The Archbishop had reluctantly allowed Frederick to continue officiating in neighbouring parishes. On Sunday 16 December 1877 he was returning from taking services when, on a train between Strood and Gravesend, he was alleged to have indecently assaulted a 17 year old servant girl called Rosina Webb. When the case came up for trial in January 1878 Frederick did not appear. Instead, one of his sons wrote a letter maintaining his father's innocence but saying that, as he feared his word would not be believed, he had gone abroad.
 
A warrant was issued for Frederick's arrest and an advertisement in the Police Gazette gives us a description of the man, for whom no known photograph exists:
 
Police Gazette, 4 February 1878
The Police Gazette, 4 February 1878
 
When Frederick fled abroad he left behind him a second wife. Her existence only came to light because her birth and death dates, minus a name, were recorded on a family gravestone in Northfleet churchyard. The gravestone was destroyed in the 1960s but, thankfully, it had been carefully transcribed by an antiquarian in the 1900s. The death date led to the discovery of the name Harriet Davis in the Northfleet burial registers. Her death certificate revealed that she was the wife of Frederick Davis and that she had died of apoplexy in October 1878, aged 60. No record of their marriage has yet been found.
 
Frederick went first to Bruges in Belgium before settling in Dinard on the coast of Brittany in France.

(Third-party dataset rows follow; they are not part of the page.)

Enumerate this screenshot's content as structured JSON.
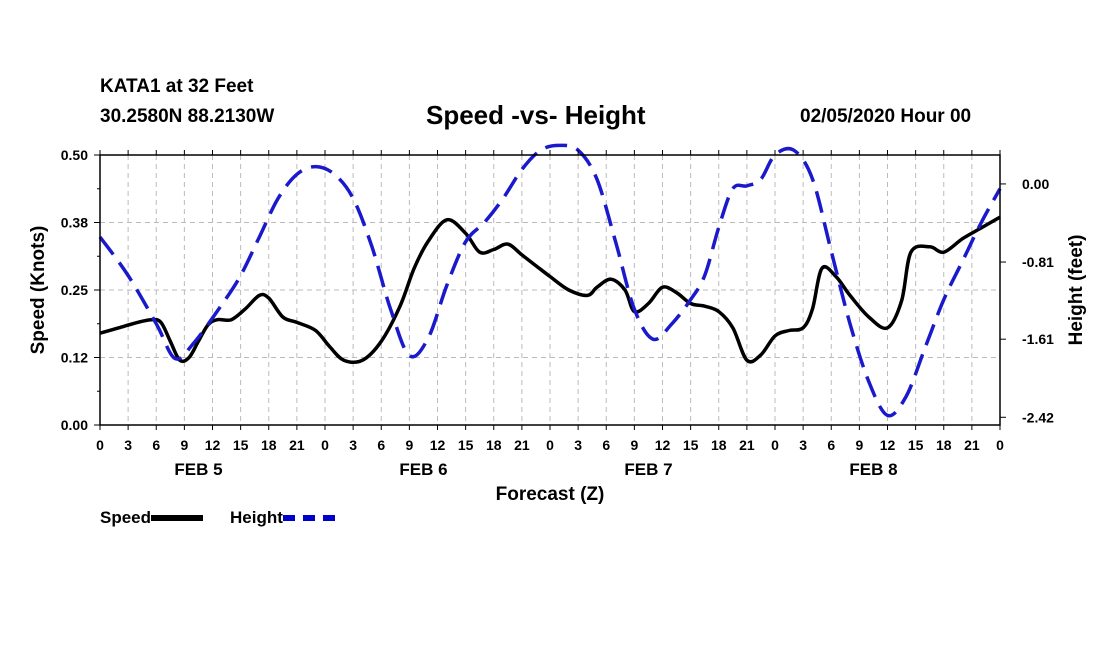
{
  "header": {
    "station": "KATA1 at 32 Feet",
    "coordinates": "30.2580N 88.2130W",
    "title": "Speed -vs- Height",
    "timestamp": "02/05/2020 Hour 00"
  },
  "colors": {
    "speed": "#000000",
    "height": "#1a1acc",
    "grid": "#bbbbbb"
  },
  "chart_data": {
    "type": "line",
    "title": "Speed -vs- Height",
    "xlabel": "Forecast (Z)",
    "ylabel_left": "Speed (Knots)",
    "ylabel_right": "Height (feet)",
    "x_range_hours": [
      0,
      96
    ],
    "x_tick_labels": [
      "0",
      "3",
      "6",
      "9",
      "12",
      "15",
      "18",
      "21",
      "0",
      "3",
      "6",
      "9",
      "12",
      "15",
      "18",
      "21",
      "0",
      "3",
      "6",
      "9",
      "12",
      "15",
      "18",
      "21",
      "0",
      "3",
      "6",
      "9",
      "12",
      "15",
      "18",
      "21",
      "0"
    ],
    "day_labels": [
      {
        "label": "FEB 5",
        "hour": 10.5
      },
      {
        "label": "FEB 6",
        "hour": 34.5
      },
      {
        "label": "FEB 7",
        "hour": 58.5
      },
      {
        "label": "FEB 8",
        "hour": 82.5
      }
    ],
    "left_axis": {
      "ylim": [
        0.0,
        0.5
      ],
      "ticks": [
        "0.00",
        "0.12",
        "0.25",
        "0.38",
        "0.50"
      ],
      "tick_values": [
        0.0,
        0.125,
        0.25,
        0.375,
        0.5
      ]
    },
    "right_axis": {
      "ylim": [
        -2.5,
        0.3
      ],
      "ticks": [
        "0.00",
        "-0.81",
        "-1.61",
        "-2.42"
      ],
      "tick_values": [
        0.0,
        -0.81,
        -1.61,
        -2.42
      ]
    },
    "grid": true,
    "legend": [
      {
        "label": "Speed",
        "style": "solid"
      },
      {
        "label": "Height",
        "style": "dashed"
      }
    ],
    "series": [
      {
        "name": "Speed",
        "axis": "left",
        "style": "solid",
        "x": [
          0,
          2,
          4,
          5.5,
          6.5,
          7.5,
          8.5,
          9.5,
          10.5,
          11.5,
          12.5,
          14,
          15.5,
          17,
          18,
          19.5,
          21,
          23,
          24.5,
          26,
          28,
          30,
          32,
          33.5,
          35,
          37,
          39,
          40.5,
          42,
          43.5,
          45,
          46.5,
          48,
          50,
          52,
          53,
          54.5,
          56,
          57,
          58.5,
          60,
          61.5,
          63,
          64.5,
          66,
          67.5,
          69,
          70.5,
          72,
          73.5,
          75,
          76,
          77,
          78.5,
          80,
          82,
          84,
          85.5,
          86.5,
          88.5,
          90,
          92,
          94,
          96
        ],
        "values": [
          0.17,
          0.18,
          0.19,
          0.195,
          0.19,
          0.155,
          0.12,
          0.125,
          0.155,
          0.185,
          0.195,
          0.195,
          0.215,
          0.24,
          0.235,
          0.2,
          0.19,
          0.175,
          0.145,
          0.12,
          0.12,
          0.155,
          0.22,
          0.29,
          0.34,
          0.38,
          0.355,
          0.32,
          0.325,
          0.335,
          0.315,
          0.295,
          0.275,
          0.25,
          0.24,
          0.255,
          0.27,
          0.25,
          0.21,
          0.225,
          0.255,
          0.245,
          0.225,
          0.22,
          0.21,
          0.18,
          0.12,
          0.13,
          0.165,
          0.175,
          0.18,
          0.215,
          0.29,
          0.275,
          0.24,
          0.2,
          0.18,
          0.23,
          0.32,
          0.33,
          0.32,
          0.345,
          0.365,
          0.385
        ]
      },
      {
        "name": "Height",
        "axis": "right",
        "style": "dashed",
        "x": [
          0,
          3,
          6,
          8,
          10,
          13,
          15,
          17,
          19,
          21,
          23,
          25,
          27,
          29,
          31,
          33,
          35,
          37,
          39,
          41,
          43,
          45,
          47,
          49,
          51,
          53,
          55,
          57,
          59,
          61,
          63,
          64.5,
          66,
          67.5,
          69,
          70.5,
          72,
          74,
          76,
          78,
          80,
          82,
          84,
          86,
          88,
          90,
          92,
          94,
          96
        ],
        "values": [
          -0.55,
          -0.95,
          -1.45,
          -1.81,
          -1.65,
          -1.25,
          -0.95,
          -0.55,
          -0.15,
          0.1,
          0.18,
          0.1,
          -0.15,
          -0.65,
          -1.3,
          -1.78,
          -1.6,
          -1.05,
          -0.6,
          -0.4,
          -0.15,
          0.15,
          0.35,
          0.4,
          0.35,
          0.05,
          -0.6,
          -1.3,
          -1.61,
          -1.45,
          -1.2,
          -0.95,
          -0.45,
          -0.05,
          -0.02,
          0.05,
          0.3,
          0.35,
          0.05,
          -0.7,
          -1.45,
          -2.05,
          -2.4,
          -2.2,
          -1.7,
          -1.2,
          -0.8,
          -0.4,
          -0.05
        ]
      }
    ]
  }
}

Both places had substantial numbers of affluent English residents, so Frederick was probably able to earn a living as a tutor. There was an Anglican church at Dinard and the incumbent, Rev Anthony Francis Thomson, was the father of one of Frederick's old pupils, Anthony Standidge Thomson, later to be his son-in-law. Frederick lived in the pretty seaside resort -  no doubt helping out with services - until his death in 1883.